Rachel Haggerty, director of Health New Zealand’s planning funding and outcomes for hospitals, highlighted that reducing pressure on EDs remains a priority. The voucher system, established in some regions for nearly a decade, aims to reserve emergency services for those in acute need. Haggerty explained that patients assessed at ED may receive a voucher if their conditions can be managed safely at an urgent care clinic.
Concerns About Equity and System Effectiveness
The voucher system raises questions about equity and financial barriers to healthcare access. Sarah Dalton, Executive Director of the Association of Salaried Medical Specialists, expressed concerns regarding the uneven distribution of vouchers. She questioned the fairness of the system, particularly for those who visit urgent care clinics without vouchers, as well as those who pay for care only to be referred back to the ED.
Dalton recounted an instance of a patient who, after a lengthy wait at an ED, paid $120 at an urgent care clinic, only to be referred to the hospital later. She highlighted the risk that more individuals might visit emergency departments solely to obtain vouchers and avoid direct costs, potentially exacerbating existing challenges.
Peter Boot, founder of Northcare, an accident and medical centre in Auckland, criticized the voucher system as “slightly crooked,” as it limits usage to select clinics. He argued that greater efficiency could be achieved within emergency departments. Boot noted the disparity in patient expectations between hospital settings and private practices, stating that primary care should handle less complex cases.
Boot emphasized the need for increased funding for primary care to alleviate the burden on EDs. He suggested that improving primary care services would allow hospitals to focus on more severe cases, reducing unnecessary investigations and streamlining processes.
Dalton also called for an evaluation of support for facilities lacking voucher access and proposed the establishment of publicly funded, free-to-access urgent care clinics to alleviate some pressure on EDs. In response, Haggerty mentioned ongoing efforts to enhance urgent and after-hours services in underserved areas, encouraging the public to utilize resources like Healthline for guidance on appropriate care settings.
In the April to June quarter, Health New Zealand data indicated that 73.9% of patients were admitted, treated, or discharged from EDs within six hours, a slight increase from 71.2% the previous year. The government’s goal is to reach a target of 95% for timely patient care.
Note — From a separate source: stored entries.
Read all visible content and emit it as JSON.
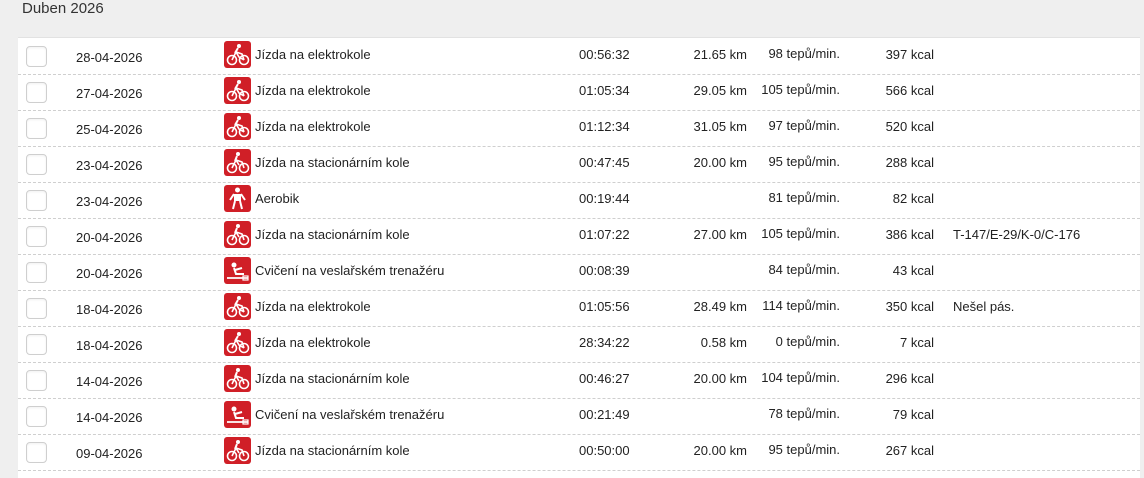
{
  "month_title": "Duben 2026",
  "rows": [
    {
      "date": "28-04-2026",
      "icon": "bike-icon",
      "activity": "Jízda na elektrokole",
      "duration": "00:56:32",
      "distance": "21.65 km",
      "hr": "98 tepů/min.",
      "kcal": "397 kcal",
      "note": ""
    },
    {
      "date": "27-04-2026",
      "icon": "bike-icon",
      "activity": "Jízda na elektrokole",
      "duration": "01:05:34",
      "distance": "29.05 km",
      "hr": "105 tepů/min.",
      "kcal": "566 kcal",
      "note": ""
    },
    {
      "date": "25-04-2026",
      "icon": "bike-icon",
      "activity": "Jízda na elektrokole",
      "duration": "01:12:34",
      "distance": "31.05 km",
      "hr": "97 tepů/min.",
      "kcal": "520 kcal",
      "note": ""
    },
    {
      "date": "23-04-2026",
      "icon": "stationary-bike-icon",
      "activity": "Jízda na stacionárním kole",
      "duration": "00:47:45",
      "distance": "20.00 km",
      "hr": "95 tepů/min.",
      "kcal": "288 kcal",
      "note": ""
    },
    {
      "date": "23-04-2026",
      "icon": "aerobic-icon",
      "activity": "Aerobik",
      "duration": "00:19:44",
      "distance": "",
      "hr": "81 tepů/min.",
      "kcal": "82 kcal",
      "note": ""
    },
    {
      "date": "20-04-2026",
      "icon": "stationary-bike-icon",
      "activity": "Jízda na stacionárním kole",
      "duration": "01:07:22",
      "distance": "27.00 km",
      "hr": "105 tepů/min.",
      "kcal": "386 kcal",
      "note": "T-147/E-29/K-0/C-176"
    },
    {
      "date": "20-04-2026",
      "icon": "rowing-icon",
      "activity": "Cvičení na veslařském trenažéru",
      "duration": "00:08:39",
      "distance": "",
      "hr": "84 tepů/min.",
      "kcal": "43 kcal",
      "note": ""
    },
    {
      "date": "18-04-2026",
      "icon": "bike-icon",
      "activity": "Jízda na elektrokole",
      "duration": "01:05:56",
      "distance": "28.49 km",
      "hr": "114 tepů/min.",
      "kcal": "350 kcal",
      "note": "Nešel pás."
    },
    {
      "date": "18-04-2026",
      "icon": "bike-icon",
      "activity": "Jízda na elektrokole",
      "duration": "28:34:22",
      "distance": "0.58 km",
      "hr": "0 tepů/min.",
      "kcal": "7 kcal",
      "note": ""
    },
    {
      "date": "14-04-2026",
      "icon": "stationary-bike-icon",
      "activity": "Jízda na stacionárním kole",
      "duration": "00:46:27",
      "distance": "20.00 km",
      "hr": "104 tepů/min.",
      "kcal": "296 kcal",
      "note": ""
    },
    {
      "date": "14-04-2026",
      "icon": "rowing-icon",
      "activity": "Cvičení na veslařském trenažéru",
      "duration": "00:21:49",
      "distance": "",
      "hr": "78 tepů/min.",
      "kcal": "79 kcal",
      "note": ""
    },
    {
      "date": "09-04-2026",
      "icon": "stationary-bike-icon",
      "activity": "Jízda na stacionárním kole",
      "duration": "00:50:00",
      "distance": "20.00 km",
      "hr": "95 tepů/min.",
      "kcal": "267 kcal",
      "note": ""
    }
  ]
}
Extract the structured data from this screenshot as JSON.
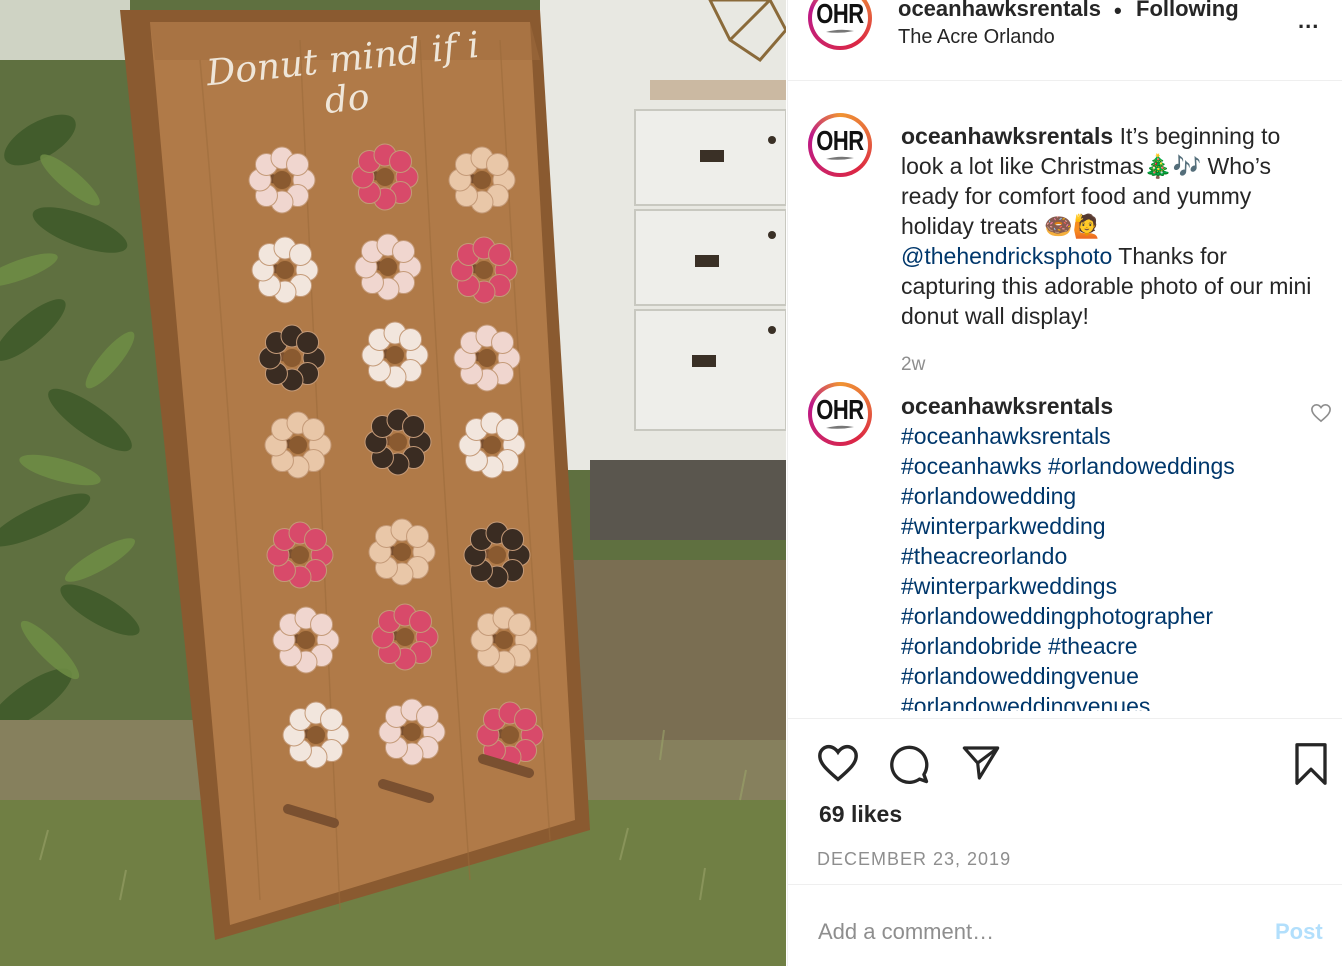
{
  "photo": {
    "sign_text": "Donut mind if i do"
  },
  "header": {
    "username": "oceanhawksrentals",
    "separator": "•",
    "follow_status": "Following",
    "location": "The Acre Orlando",
    "more_label": "..."
  },
  "avatar_text": "OHR",
  "caption": {
    "username": "oceanhawksrentals",
    "text_part1": " It’s beginning to look a lot like Christmas",
    "emoji1": "🎄🎶",
    "text_part2": " Who’s ready for comfort food and yummy holiday treats ",
    "emoji2": "🍩🙋",
    "mention": "@thehendricksphoto",
    "text_part3": " Thanks for capturing this adorable photo of our mini donut wall display!",
    "time": "2w"
  },
  "hashtag_comment": {
    "username": "oceanhawksrentals",
    "tags": [
      "#oceanhawksrentals",
      "#oceanhawks #orlandoweddings",
      "#orlandowedding",
      "#winterparkwedding",
      "#theacreorlando",
      "#winterparkweddings",
      "#orlandoweddingphotographer",
      "#orlandobride #theacre",
      "#orlandoweddingvenue",
      "#orlandoweddingvenues"
    ]
  },
  "actions": {
    "likes": "69 likes",
    "date": "DECEMBER 23, 2019"
  },
  "comment_box": {
    "placeholder": "Add a comment…",
    "post_label": "Post"
  }
}
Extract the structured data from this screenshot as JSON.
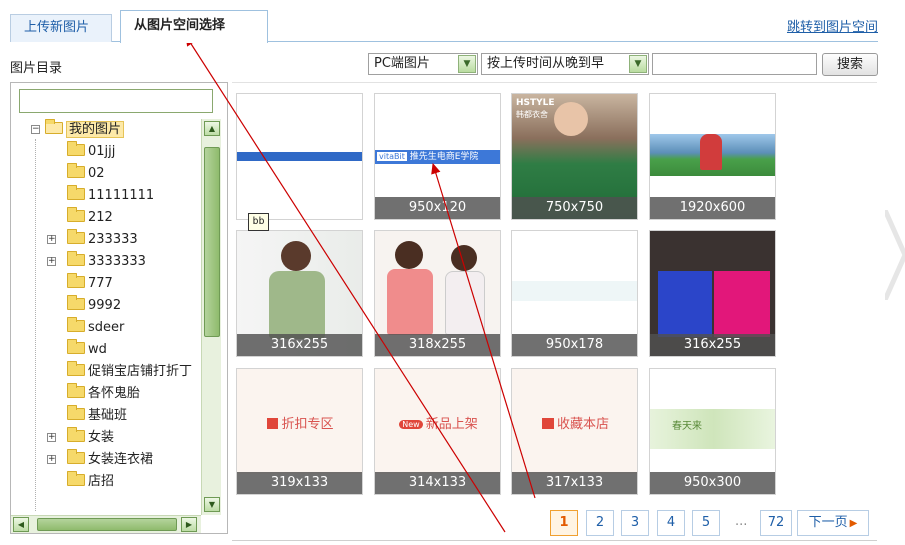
{
  "tabs": {
    "upload": "上传新图片",
    "space": "从图片空间选择"
  },
  "jump_link": "跳转到图片空间",
  "directory_label": "图片目录",
  "filters": {
    "source": "PC端图片",
    "sort": "按上传时间从晚到早",
    "search_button": "搜索"
  },
  "tree": {
    "root": "我的图片",
    "items": [
      {
        "label": "01jjj",
        "expandable": false
      },
      {
        "label": "02",
        "expandable": false
      },
      {
        "label": "11111111",
        "expandable": false
      },
      {
        "label": "212",
        "expandable": false
      },
      {
        "label": "233333",
        "expandable": true
      },
      {
        "label": "3333333",
        "expandable": true
      },
      {
        "label": "777",
        "expandable": false
      },
      {
        "label": "9992",
        "expandable": false
      },
      {
        "label": "sdeer",
        "expandable": false
      },
      {
        "label": "wd",
        "expandable": false
      },
      {
        "label": "促销宝店铺打折丁",
        "expandable": false
      },
      {
        "label": "各怀鬼胎",
        "expandable": false
      },
      {
        "label": "基础班",
        "expandable": false
      },
      {
        "label": "女装",
        "expandable": true
      },
      {
        "label": "女装连衣裙",
        "expandable": true
      },
      {
        "label": "店招",
        "expandable": false
      }
    ]
  },
  "tooltip": "bb",
  "images": [
    {
      "size": "",
      "banner": "",
      "kind": "banner-blue"
    },
    {
      "size": "950x120",
      "banner": "推先生电商E学院",
      "badge": "vitaBit",
      "kind": "banner-text"
    },
    {
      "size": "750x750",
      "label": "HSTYLE",
      "sublabel": "韩都衣舍",
      "kind": "dress-green"
    },
    {
      "size": "1920x600",
      "kind": "stadium"
    },
    {
      "size": "316x255",
      "kind": "model-green"
    },
    {
      "size": "318x255",
      "kind": "model-pink"
    },
    {
      "size": "950x178",
      "kind": "banner-pale"
    },
    {
      "size": "316x255",
      "kind": "model-blue"
    },
    {
      "size": "319x133",
      "banner": "折扣专区",
      "kind": "tag-discount"
    },
    {
      "size": "314x133",
      "banner": "新品上架",
      "badge": "New",
      "kind": "tag-new"
    },
    {
      "size": "317x133",
      "banner": "收藏本店",
      "kind": "tag-fav"
    },
    {
      "size": "950x300",
      "banner": "春天来",
      "kind": "spring"
    }
  ],
  "pagination": {
    "pages": [
      "1",
      "2",
      "3",
      "4",
      "5"
    ],
    "ellipsis": "...",
    "last": "72",
    "next": "下一页",
    "current": "1"
  },
  "colors": {
    "link": "#1f5fa8",
    "active_page": "#e25a00",
    "scroll_green": "#8fbb6d",
    "arrow": "#cc0000"
  }
}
While the voucher system has been established to manage less urgent cases, Dr. Allan cautioned that it alone will not resolve the underlying pressures on emergency departments. She noted that the most significant challenges arise from patients presenting with complex medical issues, stating that every little effort contributes to alleviating wait times for those with minor concerns. “It’s about spreading the load across the whole health system,” she said, emphasizing the importance of ensuring patients receive timely care in the most suitable environment, which is not always an emergency department.